The Ward es en este sentido (y en todos los derivados) una auténtica colección de hallazgos, ideas, lecciones. Y lo es desde los mismos créditos iniciales, los cuales se suceden mientras se rompe en mil pedazos un espejo (y suena un tema que recuerda a la música del director, pero, sorpresa, aquellos dicen estar escrito, como toda la banda sonora, por el compositor Mark Kilian), y de la modélica resolución visual (ejemplar uso de la pantalla ancha) de la primera escena de presentación de la protagonista. Lo mismo se puede decir del aprovechamiento espacial de las apariciones del fantasma y de los asesinatos, que sobresaltan tanto por la canónica planificación como por su enérgica formulación, haciéndose paulatinamente más lacerantes, mórbidos y violentos en sintonía con la narrativa interna y la hostilidad del sanatorio mental donde se desarrollado el relato.

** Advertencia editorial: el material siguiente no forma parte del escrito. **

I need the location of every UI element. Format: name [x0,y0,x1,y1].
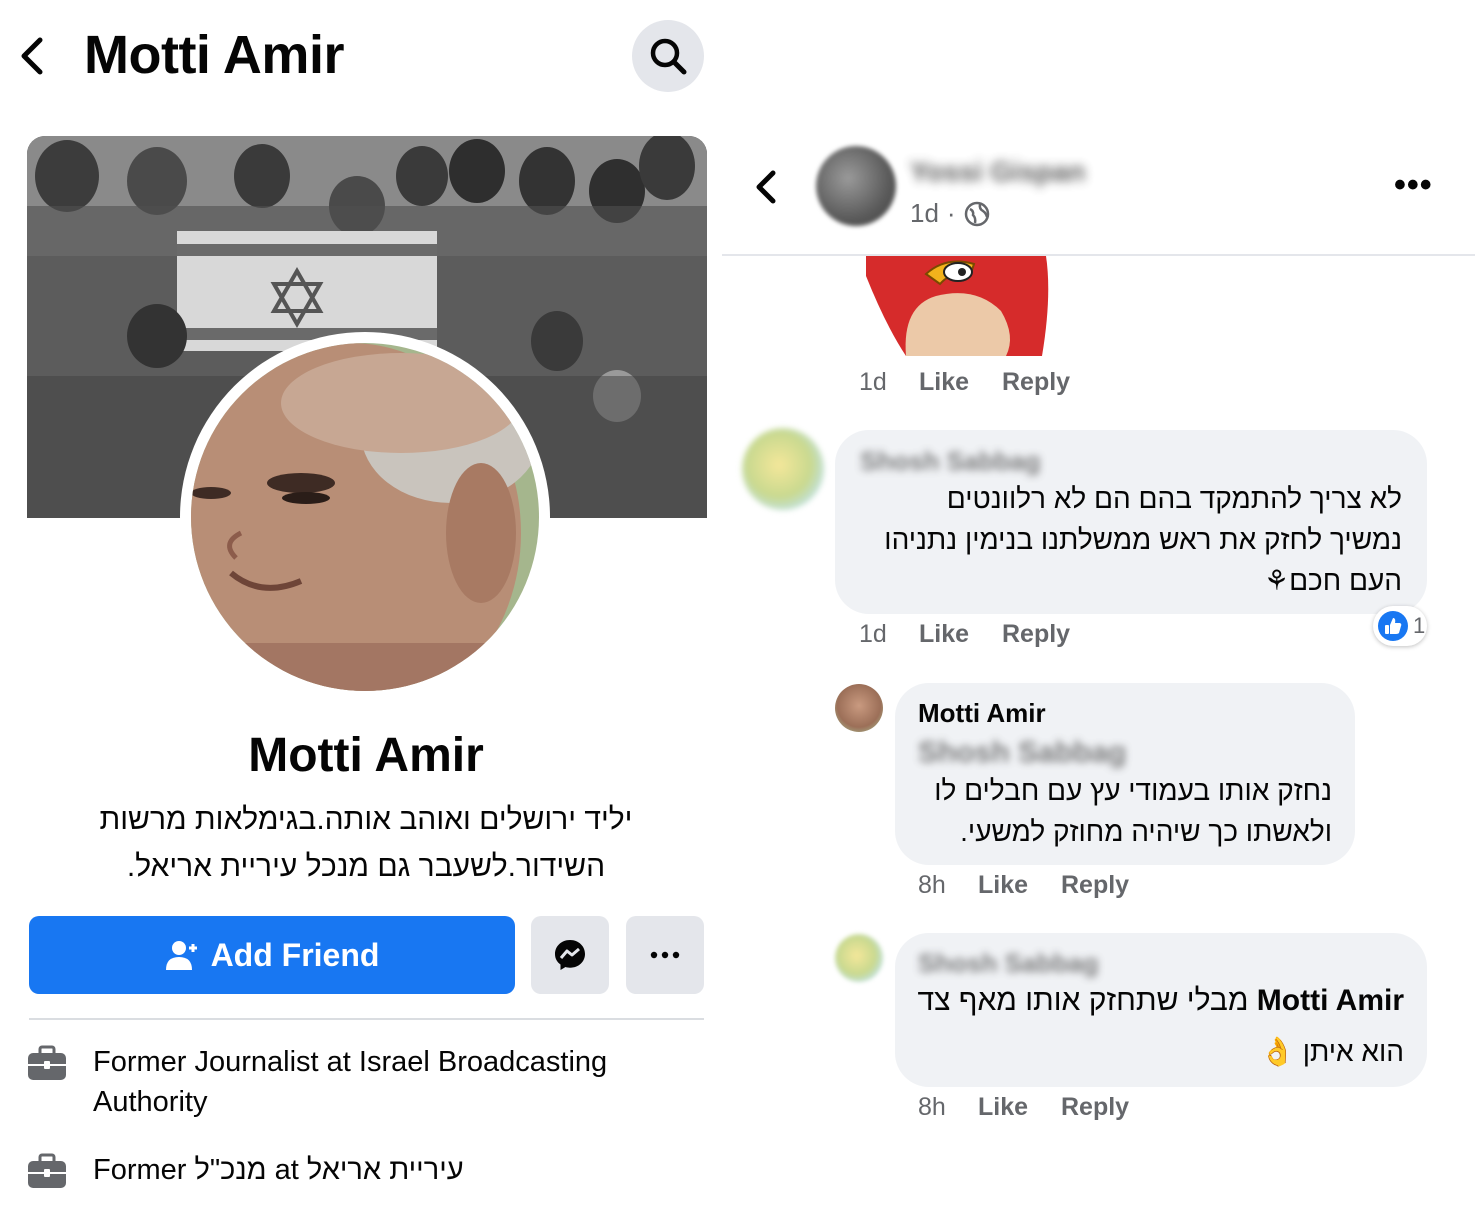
bio-line: יליד ירושלים ואוהב אותה.בגימלאות מרשות [99,803,633,836]
divider [722,254,1475,256]
work-text: Former Journalist at Israel Broadcasting [93,1046,608,1078]
post-author-name[interactable]: Yossi Gispan [910,156,1085,188]
reaction-count: 1 [1413,613,1426,638]
search-button[interactable] [632,20,704,92]
commenter-avatar[interactable] [835,684,883,732]
mention-tag[interactable]: Shosh Sabbag [918,736,1126,770]
add-friend-icon [165,941,197,970]
comment-line: ולאשתו כך שיהיה מחוזק למשעי. [960,816,1332,847]
briefcase-icon [28,1153,66,1188]
commenter-name[interactable]: Motti Amir [918,698,1046,729]
comment-time: 1d [859,368,887,396]
work-text: Former מנכ"ל at עיריית אריאל [93,1154,464,1186]
comment-actions: 1d Like Reply [859,368,1070,397]
comment-actions: 8h Like Reply [918,1093,1129,1122]
post-meta: 1d · [910,198,990,229]
messenger-icon [555,940,585,970]
bio-line: השידור.לשעבר גם מנכל עיריית אריאל. [126,850,606,883]
work-text: Authority [93,1086,208,1118]
divider [29,1018,704,1020]
comment-line: נמשיך לחזק את ראש ממשלתנו בנימין נתניהו [884,524,1402,555]
profile-bio: יליד ירושלים ואוהב אותה.בגימלאות מרשות ה… [60,796,672,890]
profile-name: Motti Amir [248,729,484,782]
add-friend-button[interactable]: Add Friend [29,916,515,994]
meta-separator: · [946,198,956,228]
commenter-avatar[interactable] [835,934,883,982]
page-title: Motti Amir [84,25,344,85]
comment-time: 1d [859,620,887,648]
comment-line: Motti Amir מבלי שתחזק אותו מאף צד [910,980,1404,1021]
like-button[interactable]: Like [978,1093,1061,1122]
comment-line: העם חכם⚘ [1263,565,1402,596]
comment-actions: 8h Like Reply [918,871,1129,900]
like-button[interactable]: Like [919,368,1002,397]
comment-text: לא צריך להתמקד בהם הם לא רלוונטים נמשיך … [850,478,1402,601]
comments-panel: Yossi Gispan 1d · ••• 1d Like Reply Shos… [722,0,1475,1224]
commenter-avatar[interactable] [742,428,824,510]
reply-button[interactable]: Reply [1061,871,1129,900]
comment-text: Motti Amir מבלי שתחזק אותו מאף צד הוא אי… [910,980,1404,1072]
mention-tag[interactable]: Motti Amir [1257,984,1404,1017]
add-friend-label: Add Friend [210,936,380,973]
profile-avatar[interactable] [191,343,539,691]
sticker-image [866,256,1052,360]
briefcase-icon [28,1045,66,1080]
like-button[interactable]: Like [978,871,1061,900]
ellipsis-icon [650,951,680,959]
back-arrow-icon[interactable] [754,170,778,204]
work-item: Former Journalist at Israel Broadcasting… [27,1042,607,1122]
back-arrow-icon[interactable] [18,36,48,76]
commenter-name[interactable]: Shosh Sabbag [918,948,1099,979]
reply-button[interactable]: Reply [1002,620,1070,649]
like-reaction-icon [1378,611,1408,641]
comment-line: לא צריך להתמקד בהם הם לא רלוונטים [946,483,1402,514]
post-time: 1d [910,198,939,228]
reaction-badge[interactable]: 1 [1373,606,1427,646]
comment-time: 8h [918,1093,946,1121]
post-author-avatar[interactable] [816,146,896,226]
comment-line-rest: מבלי שתחזק אותו מאף צד [917,984,1249,1017]
comment-line: נחזק אותו בעמודי עץ עם חבלים לו [934,775,1332,806]
more-options-button[interactable] [626,916,704,994]
like-button[interactable]: Like [919,620,1002,649]
search-icon [650,38,687,75]
comment-line: הוא איתן 👌 [1260,1036,1404,1067]
comment-text: נחזק אותו בעמודי עץ עם חבלים לו ולאשתו כ… [910,770,1332,852]
message-button[interactable] [531,916,609,994]
comment-time: 8h [918,871,946,899]
profile-panel: Motti Amir Motti Amir יליד ירושלים ואוהב… [0,0,722,1224]
globe-icon [964,201,989,226]
reply-button[interactable]: Reply [1061,1093,1129,1122]
work-item: Former מנכ"ל at עיריית אריאל [27,1150,464,1192]
commenter-name[interactable]: Shosh Sabbag [860,446,1041,477]
post-more-button[interactable]: ••• [1394,166,1433,205]
reply-button[interactable]: Reply [1002,368,1070,397]
comment-actions: 1d Like Reply [859,620,1070,649]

La escritura del film supera sus remarcados contornos en los pasajes más descriptivos (de lugares, cosas y personas) que detienen momentáneamente la acción: los movimientos de cámara que muestran el pasillo de la galería donde conviven las atractivas jóvenes, los numerosos planos que se cierran alrededor de los rostros hoscos de la enfermera jefe y el celador, los reiterativos y maniáticos flirteos de una de ellas con este último, la atmósfera de extrañamiento que se apodera de las sesiones con el médico ya sea en su despacho o en el salón de recreo… Así llegamos a los dos momentos clave que mejor concentran la esencia de la película y de su exultante personalidad: la memorable escena del baile a la cual se van sumando ordenadamente cada una de las mujeres, exceptuando la protagonista a la que la cámara se acerca con suavidad y complicidad hasta que se dibuja en su hermosa cara una aún más bonita y agradable sonrisa: es un instante muy íntimo de auténtica felicidad; el contundente desenlace, expuesto con tal naturalidad y limpieza que se aprecia rápidamente que la intención final no es tanto impactar (porque aunque de alguna manera lo consigue, tampoco es la primera vez que se ve algo igual o parecido) como intensificar todo lo visto (y contado) hasta el momento, evidenciando el rigor dramático que lo sustenta y sobre todo su propósito sanamente catártico.